You are executing a stored procedure that expects two parameters, but you pass just one parameter through the command

        sqlcmd = new SqlCommand("GettotalMaterialRequisition", sqlcon);
        sqlcmd.CommandType = CommandType.StoredProcedure;
        sqlcmd.Parameters.Add("@matreqid", SqlDbType.BigInt).Value = matreqid;
        sqlcmd.Parameters.Add("@mmtotal", SqlDbType.BigInt).Direction = ParameterDirection.ReturnValue;
        sqlcmd.ExecuteNonQuery();

The second parameter is added to the select command of a dataadapter. That adapter is not involved in the call to the stored procedure.

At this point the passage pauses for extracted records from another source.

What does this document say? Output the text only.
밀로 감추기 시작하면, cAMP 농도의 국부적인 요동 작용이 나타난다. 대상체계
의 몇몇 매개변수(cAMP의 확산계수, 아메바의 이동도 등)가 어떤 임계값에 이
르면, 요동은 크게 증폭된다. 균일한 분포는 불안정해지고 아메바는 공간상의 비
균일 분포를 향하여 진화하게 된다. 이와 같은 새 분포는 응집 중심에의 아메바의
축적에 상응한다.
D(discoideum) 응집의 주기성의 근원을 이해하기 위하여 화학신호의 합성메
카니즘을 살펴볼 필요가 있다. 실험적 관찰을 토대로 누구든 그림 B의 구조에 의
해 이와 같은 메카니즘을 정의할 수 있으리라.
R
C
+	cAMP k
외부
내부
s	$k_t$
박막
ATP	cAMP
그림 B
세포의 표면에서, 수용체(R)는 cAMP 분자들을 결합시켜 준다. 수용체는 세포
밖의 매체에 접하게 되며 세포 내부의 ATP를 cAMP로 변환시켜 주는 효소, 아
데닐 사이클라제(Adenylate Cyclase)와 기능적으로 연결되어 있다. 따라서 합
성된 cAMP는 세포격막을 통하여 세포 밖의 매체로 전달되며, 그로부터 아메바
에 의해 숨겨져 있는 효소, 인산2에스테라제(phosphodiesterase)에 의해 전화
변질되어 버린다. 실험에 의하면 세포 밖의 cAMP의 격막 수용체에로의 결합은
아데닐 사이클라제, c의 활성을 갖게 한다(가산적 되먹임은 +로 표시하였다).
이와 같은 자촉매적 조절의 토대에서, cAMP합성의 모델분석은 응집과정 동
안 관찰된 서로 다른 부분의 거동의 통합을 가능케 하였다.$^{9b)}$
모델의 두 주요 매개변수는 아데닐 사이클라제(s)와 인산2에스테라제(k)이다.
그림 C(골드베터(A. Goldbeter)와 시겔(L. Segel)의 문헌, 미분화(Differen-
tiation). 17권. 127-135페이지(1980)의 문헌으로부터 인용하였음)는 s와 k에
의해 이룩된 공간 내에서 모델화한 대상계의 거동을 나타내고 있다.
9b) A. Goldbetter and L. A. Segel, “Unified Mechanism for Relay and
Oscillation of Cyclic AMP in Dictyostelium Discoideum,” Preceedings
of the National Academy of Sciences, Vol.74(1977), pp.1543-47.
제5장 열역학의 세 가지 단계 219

Also, I hope that you don't really swallow the exception like you show in the code above. Catching an exception and then doing nothing with it is a very bad practice and could hide obvious errors

This bit is incorrect:

sqlcmd.Parameters.Add("@mmtotal", SqlDbType.BigInt).Direction = 
           ParameterDirection.ReturnValue;

You instead want:

sqlcmd.Parameters.Add("@mmtotal", SqlDbType.BigInt).Direction = 
           ParameterDirection.Output;

(And as @Steve points out, this line should also change:

sqlda.SelectCommand.Parameters.Add("@matreqid", SqlDbType.BigInt).Value = matreqid;

should be:

sqlcmd.Parameters.Add("@matreqid", SqlDbType.BigInt).Value = matreqid;

)

You can then remove the following line from your stored procedure:

RETURN @mmtotal;

The return value from a stored procedure is always of type int . You may have been truncating your value by trying to put a bigint in there.


As a stylistic matter, I'd also recommend putting your OUTPUT parameter(s) last in the formal parameter list for the procedure, but that's just conventional, not required.